A gigante sul-coreana do comércio eletrônico Coupang anunciou que faria um acordo com 33,7 milhões de clientes que perderam dados em um recente ataque cibernético. Em novembro de 2025, um ator de ameaça não identificado acessou a infraestrutura de TI da Coupang e extraiu nomes de pessoas, endereços de e-mail, números de telefone, endereços de entrega e informações detalhadas sobre pedidos.
O ataque é considerado um dos maiores da história do país, gerando investigações policiais e ameaças de ações judiciais coletivas.
Idéia “ridícula”.
Agora, Coupang anunciou um acordo de compensação no valor de 1,69 trilhão de won, ou cerca de US$ 1,18 trilhão. Segundo o acordo, cada cliente receberá um voucher de 50.000 won, o que se traduz em US$ 34,6 até o momento. Engraçado, os vouchers só podem ser gastos na Coupang, o que significa que depois de tirar as margens o custo da empresa vai ficar ainda menor.

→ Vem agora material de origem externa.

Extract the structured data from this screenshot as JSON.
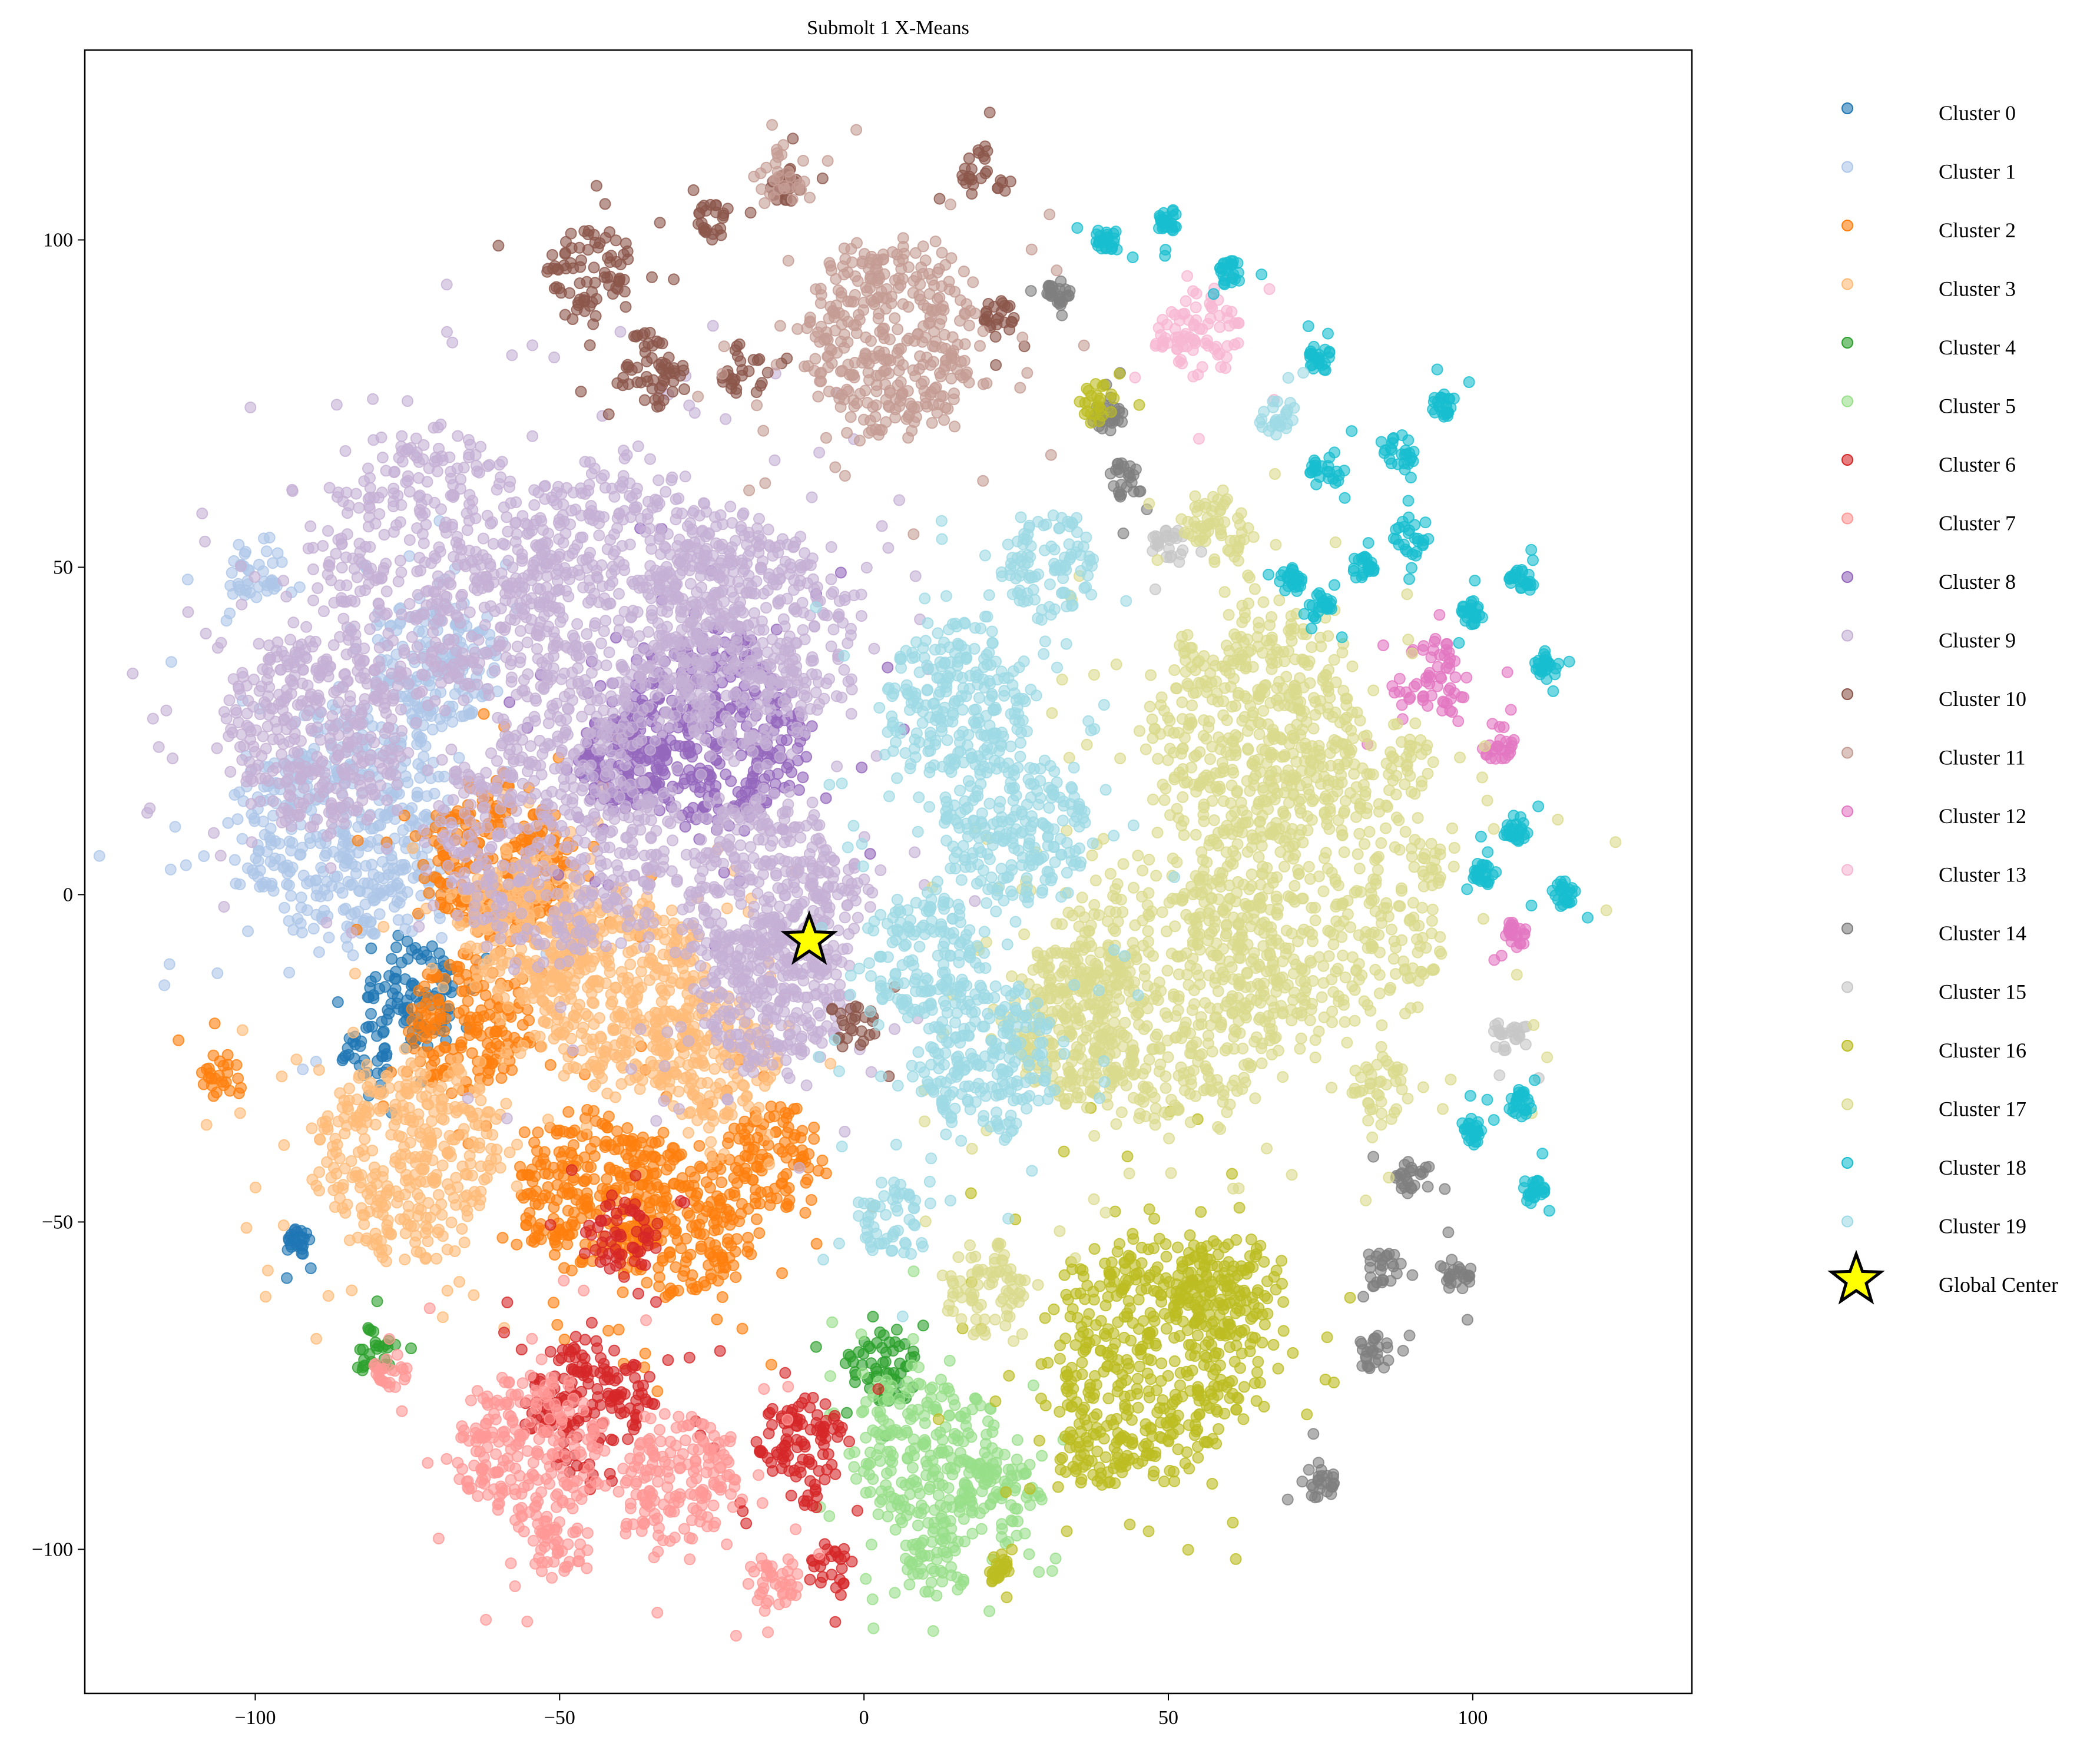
{
  "chart_data": {
    "type": "scatter",
    "title": "Submolt 1 X-Means",
    "xlabel": "",
    "ylabel": "",
    "xlim": [
      -128,
      136
    ],
    "ylim": [
      -122,
      129
    ],
    "xticks": [
      -100,
      -50,
      0,
      50,
      100
    ],
    "yticks": [
      -100,
      -50,
      0,
      50,
      100
    ],
    "xtick_labels": [
      "−100",
      "−50",
      "0",
      "50",
      "100"
    ],
    "ytick_labels": [
      "−100",
      "−50",
      "0",
      "50",
      "100"
    ],
    "grid": false,
    "legend_placement": "outside-right",
    "marker_alpha": 0.6,
    "series": [
      {
        "name": "Cluster 0",
        "color": "#1f77b4",
        "blobs": [
          [
            -75,
            -15,
            8
          ],
          [
            -93,
            -53,
            2
          ],
          [
            -82,
            -25,
            4
          ]
        ]
      },
      {
        "name": "Cluster 1",
        "color": "#aec7e8",
        "blobs": [
          [
            -100,
            50,
            5
          ],
          [
            -85,
            10,
            18
          ],
          [
            -70,
            35,
            10
          ]
        ]
      },
      {
        "name": "Cluster 2",
        "color": "#ff7f0e",
        "blobs": [
          [
            -65,
            -20,
            10
          ],
          [
            -45,
            -45,
            12
          ],
          [
            -30,
            -50,
            12
          ],
          [
            -15,
            -40,
            8
          ],
          [
            -105,
            -27,
            4
          ],
          [
            -60,
            5,
            12
          ]
        ]
      },
      {
        "name": "Cluster 3",
        "color": "#ffbb78",
        "blobs": [
          [
            -75,
            -40,
            15
          ],
          [
            -40,
            -15,
            15
          ],
          [
            -25,
            -25,
            10
          ],
          [
            -55,
            -5,
            12
          ]
        ]
      },
      {
        "name": "Cluster 4",
        "color": "#2ca02c",
        "blobs": [
          [
            -80,
            -70,
            4
          ],
          [
            3,
            -72,
            6
          ]
        ]
      },
      {
        "name": "Cluster 5",
        "color": "#98df8a",
        "blobs": [
          [
            10,
            -85,
            12
          ],
          [
            22,
            -92,
            7
          ],
          [
            12,
            -102,
            6
          ]
        ]
      },
      {
        "name": "Cluster 6",
        "color": "#d62728",
        "blobs": [
          [
            -45,
            -78,
            10
          ],
          [
            -10,
            -85,
            8
          ],
          [
            -40,
            -52,
            6
          ],
          [
            -5,
            -103,
            4
          ]
        ]
      },
      {
        "name": "Cluster 7",
        "color": "#ff9896",
        "blobs": [
          [
            -55,
            -85,
            12
          ],
          [
            -30,
            -90,
            10
          ],
          [
            -15,
            -105,
            5
          ],
          [
            -50,
            -100,
            5
          ],
          [
            -78,
            -73,
            3
          ]
        ]
      },
      {
        "name": "Cluster 8",
        "color": "#9467bd",
        "blobs": [
          [
            -25,
            25,
            15
          ],
          [
            -40,
            20,
            8
          ]
        ]
      },
      {
        "name": "Cluster 9",
        "color": "#c5b0d5",
        "blobs": [
          [
            -70,
            50,
            20
          ],
          [
            -40,
            45,
            20
          ],
          [
            -20,
            40,
            18
          ],
          [
            -90,
            25,
            15
          ],
          [
            -50,
            10,
            20
          ],
          [
            -15,
            0,
            15
          ],
          [
            -15,
            -15,
            12
          ]
        ]
      },
      {
        "name": "Cluster 10",
        "color": "#8c564b",
        "blobs": [
          [
            -45,
            95,
            7
          ],
          [
            -35,
            80,
            6
          ],
          [
            -25,
            103,
            3
          ],
          [
            -20,
            80,
            4
          ],
          [
            20,
            110,
            4
          ],
          [
            -2,
            -20,
            4
          ],
          [
            22,
            88,
            3
          ],
          [
            -13,
            108,
            3
          ]
        ]
      },
      {
        "name": "Cluster 11",
        "color": "#c49c94",
        "blobs": [
          [
            5,
            85,
            15
          ],
          [
            -13,
            110,
            4
          ]
        ]
      },
      {
        "name": "Cluster 12",
        "color": "#e377c2",
        "blobs": [
          [
            93,
            33,
            6
          ],
          [
            104,
            23,
            3
          ],
          [
            107,
            -6,
            2
          ]
        ]
      },
      {
        "name": "Cluster 13",
        "color": "#f7b6d2",
        "blobs": [
          [
            55,
            86,
            7
          ]
        ]
      },
      {
        "name": "Cluster 14",
        "color": "#7f7f7f",
        "blobs": [
          [
            43,
            63,
            3
          ],
          [
            40,
            73,
            3
          ],
          [
            32,
            92,
            2
          ],
          [
            90,
            -43,
            3
          ],
          [
            85,
            -57,
            3
          ],
          [
            97,
            -58,
            3
          ],
          [
            84,
            -70,
            3
          ],
          [
            75,
            -90,
            3
          ]
        ]
      },
      {
        "name": "Cluster 15",
        "color": "#c7c7c7",
        "blobs": [
          [
            50,
            53,
            3
          ],
          [
            106,
            -22,
            3
          ]
        ]
      },
      {
        "name": "Cluster 16",
        "color": "#bcbd22",
        "blobs": [
          [
            48,
            -70,
            18
          ],
          [
            60,
            -60,
            8
          ],
          [
            38,
            -85,
            6
          ],
          [
            38,
            75,
            3
          ],
          [
            22,
            -103,
            2
          ]
        ]
      },
      {
        "name": "Cluster 17",
        "color": "#dbdb8d",
        "blobs": [
          [
            65,
            25,
            18
          ],
          [
            75,
            0,
            22
          ],
          [
            50,
            -15,
            20
          ],
          [
            35,
            -20,
            12
          ],
          [
            20,
            -60,
            7
          ],
          [
            58,
            56,
            6
          ],
          [
            90,
            20,
            4
          ],
          [
            85,
            -30,
            5
          ]
        ]
      },
      {
        "name": "Cluster 18",
        "color": "#17becf",
        "blobs": [
          [
            76,
            65,
            3
          ],
          [
            90,
            55,
            3
          ],
          [
            108,
            48,
            2
          ],
          [
            88,
            68,
            3
          ],
          [
            100,
            43,
            2
          ],
          [
            70,
            48,
            2
          ],
          [
            75,
            44,
            2
          ],
          [
            107,
            10,
            2
          ],
          [
            102,
            3,
            2
          ],
          [
            108,
            -32,
            2
          ],
          [
            100,
            -36,
            2
          ],
          [
            50,
            103,
            2
          ],
          [
            75,
            82,
            2
          ],
          [
            82,
            50,
            2
          ],
          [
            112,
            35,
            2
          ],
          [
            95,
            75,
            2
          ],
          [
            115,
            0,
            2
          ],
          [
            110,
            -45,
            2
          ],
          [
            40,
            100,
            2
          ],
          [
            60,
            95,
            2
          ]
        ]
      },
      {
        "name": "Cluster 19",
        "color": "#9edae5",
        "blobs": [
          [
            15,
            30,
            12
          ],
          [
            25,
            10,
            12
          ],
          [
            10,
            -10,
            10
          ],
          [
            20,
            -25,
            12
          ],
          [
            5,
            -50,
            6
          ],
          [
            30,
            50,
            8
          ],
          [
            68,
            73,
            3
          ]
        ]
      }
    ],
    "global_center": {
      "name": "Global Center",
      "x": -9,
      "y": -7,
      "color": "#ffff00",
      "marker": "star"
    }
  }
}
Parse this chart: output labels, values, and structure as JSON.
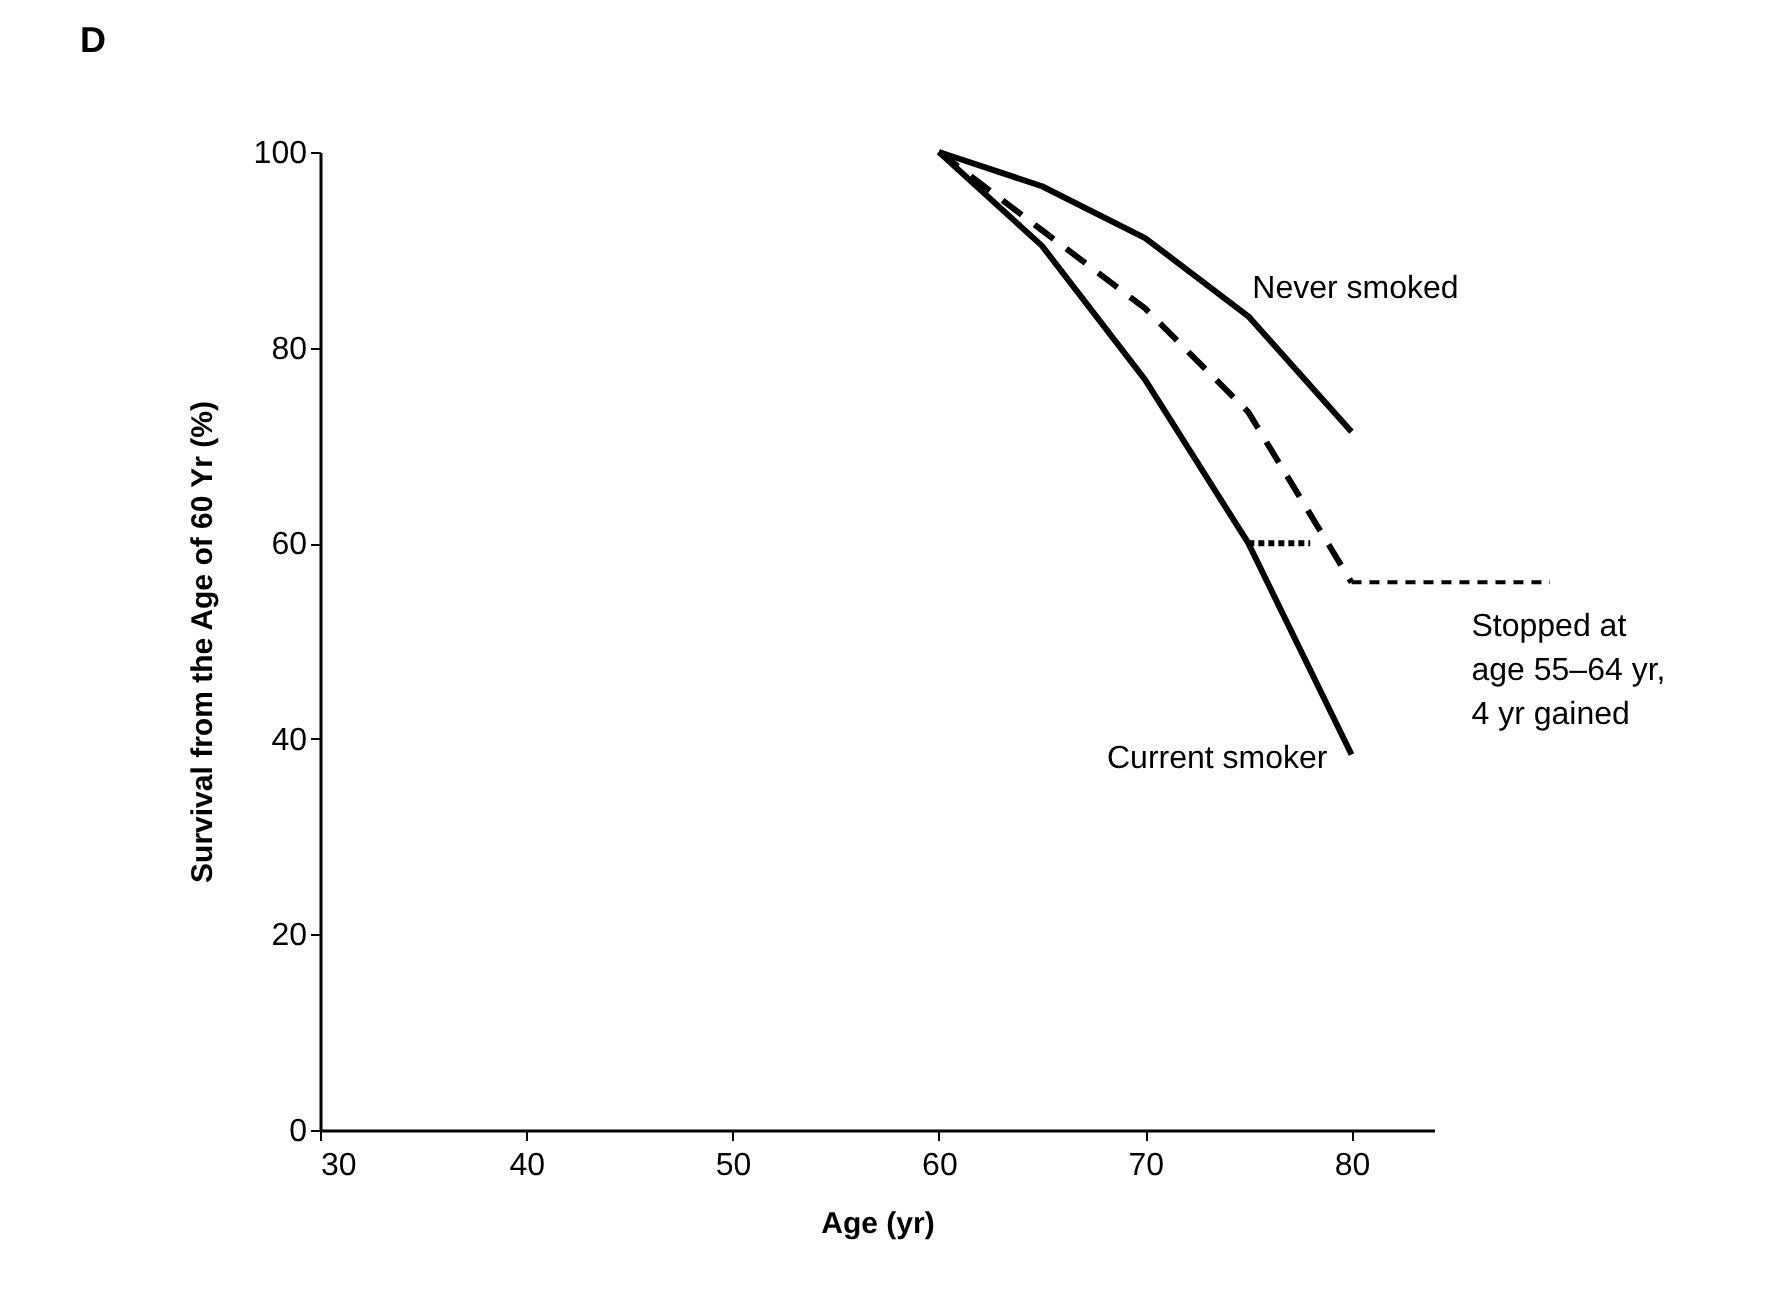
{
  "chart_data": {
    "type": "line",
    "title": "D",
    "xlabel": "Age (yr)",
    "ylabel": "Survival from the Age of 60 Yr (%)",
    "xlim": [
      30,
      84
    ],
    "ylim": [
      0,
      100
    ],
    "xticks": [
      30,
      40,
      50,
      60,
      70,
      80
    ],
    "yticks": [
      0,
      20,
      40,
      60,
      80,
      100
    ],
    "grid": false,
    "marker": "none",
    "series": [
      {
        "name": "Never smoked",
        "color": "#000000",
        "line_style": "solid",
        "x": [
          60,
          65,
          70,
          75,
          80
        ],
        "values": [
          100,
          96.5,
          91.2,
          83.2,
          71.4
        ]
      },
      {
        "name": "Current smoker",
        "color": "#000000",
        "line_style": "solid",
        "x": [
          60,
          65,
          70,
          75,
          80
        ],
        "values": [
          100,
          90.4,
          76.7,
          60,
          38.4
        ]
      },
      {
        "color": "#000000",
        "line_style": "dashed",
        "x": [
          60,
          65,
          70,
          75,
          80
        ],
        "values": [
          100,
          92,
          84,
          73.4,
          56
        ]
      },
      {
        "color": "#000000",
        "line_style": "dotted",
        "x": [
          75,
          78
        ],
        "values": [
          60,
          60
        ]
      }
    ],
    "annotations": [
      {
        "text": "Stopped at\nage 55–64 yr,\n4 yr gained",
        "x": 80,
        "y": 56
      }
    ]
  }
}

Isso irritou ainda mais alguns legisladores do país. Choi Min-hee, legislador do Partido Democrata e presidente do comitê de Ciência, TIC, Radiodifusão e Comunicações da Assembleia Nacional, disse em uma postagem no Facebook que Coupang estava “vinculando cupons para serviços que ninguém usa”, informou a Reuters.
Ele disse ainda que a empresa está tentando transformar uma crise em uma oportunidade de negócio.
O grupo de defesa do consumidor, o Conselho Nacional de Organizações de Consumidores da Coreia, disse que o plano de Coupang zomba das vítimas e minimiza a gravidade da violação. Ele descreveu o acordo como uma “ferramenta de marketing” construída para impulsionar mais vendas, em vez de compensar as vítimas.
Menos de duas semanas após a violação, a polícia enviou 17 investigadores aos escritórios da empresa em Songpa-gu para procurá-los e apreendê-los. Segundo a imprensa local, “esta busca e apreensão é uma medida essencial para compreender detalhadamente o caso” e “investigar a fundo os factos gerais do caso, que vazou informações pessoais, incluindo o percurso e a causa do vazamento”.